The subject in the offending portrait, Nathan Bedford Forrest, was a well-known Confederate general who, during the Civil War, led the slaughter of hundreds of surrendering Union troops, most of them newly-freed slaves. He went on to become the first grand wizard of the Ku Klux Klan.
“His likeness has no business gracing the walls of any federal facility, and we are demanding a full accounting of this matter,” Cox said.
AFGE’s Office of General Counsel sent a request for information to VA headquarters on Oct. 23, requesting detailed information about how the portrait ended up on Mr. Thomas’s office wall as well as all VA policies related to the use of government resources to honor Confederate Generals and KKK leaders.

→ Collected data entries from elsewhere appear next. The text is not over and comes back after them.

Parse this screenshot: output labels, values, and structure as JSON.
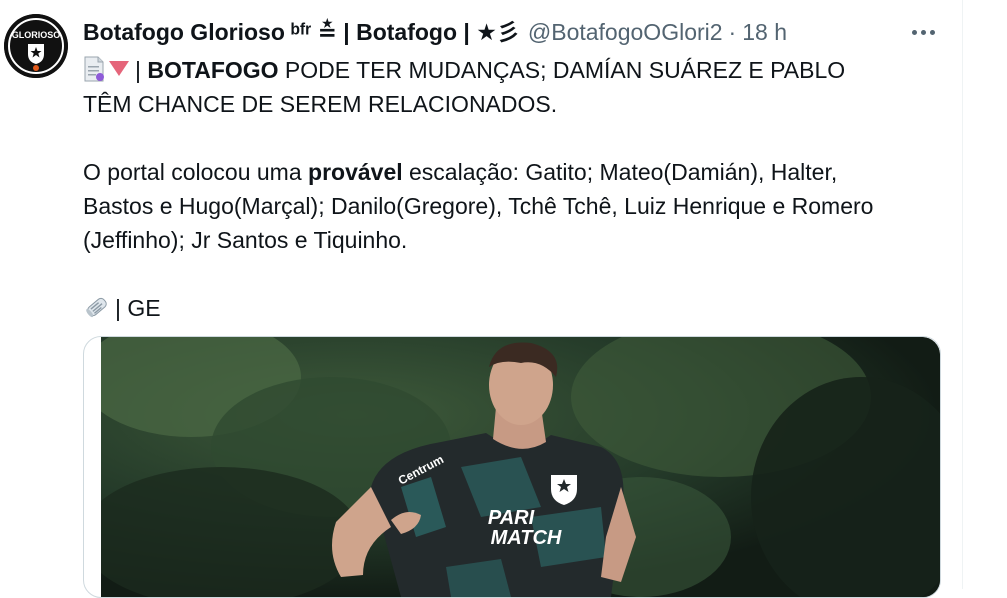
{
  "author": {
    "display_name": "Botafogo Glorioso",
    "name_suffix": "ᵇᶠʳ ≛ | Botafogo | ★彡",
    "handle": "@BotafogoOGlori2",
    "separator": "·",
    "time": "18 h",
    "avatar_text": "GLORIOSO"
  },
  "tweet": {
    "line1_lead": "| ",
    "line1_bold": "BOTAFOGO",
    "line1_rest": " PODE TER MUDANÇAS; DAMÍAN SUÁREZ E PABLO",
    "line2": "TÊM CHANCE DE SEREM RELACIONADOS.",
    "para2_lead": "O portal colocou uma ",
    "para2_bold": "provável",
    "para2_rest_line1": " escalação: Gatito; Mateo(Damián), Halter,",
    "para2_line2": "Bastos e Hugo(Marçal); Danilo(Gregore), Tchê Tchê, Luiz Henrique e Romero",
    "para2_line3": "(Jeffinho); Jr Santos e Tiquinho.",
    "source_text": "| GE"
  },
  "media": {
    "jersey_sponsor": "PARI MATCH",
    "jersey_sponsor_line1": "PARI",
    "jersey_sponsor_line2": "MATCH",
    "sleeve_sponsor": "Centrum"
  },
  "icons": {
    "more": "more-horizontal-icon",
    "doc_emoji": "page-facing-up-emoji",
    "triangle_emoji": "red-triangle-down-emoji",
    "news_emoji": "rolled-newspaper-emoji"
  },
  "colors": {
    "text": "#0f1419",
    "secondary": "#536471",
    "border": "#cfd9de",
    "triangle": "#e5657a"
  }
}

“This is about more than one portrait – this is about ensuring all employees can work free from discrimination and intimidation,” said Jeremy Lannan, who heads AFGE’s civil rights department as national vice president for women and fair practices. “We have serious questions as to whether that’s possible under Mr. Thomas’ leadership.”
“Even though Mr. Thomas removed the offending portrait after hearing about the complaints and formal petition from our members, this issue is far from resolved,” Lannan added. “We remain concerned about whether Mr. Thomas is fit to lead this office, which is comprised of mostly African-American staff and primarily serves minority veterans.”
As reported in the Washington Post, at least three claims of racial discrimination have been filed against Thomas by his employees. As part of our request for information, AFGE is seeking details on all Equal Employment Opportunity (EEO) complaints involving Thomas and any suspensions or terminations of employees during Thomas’ tenure.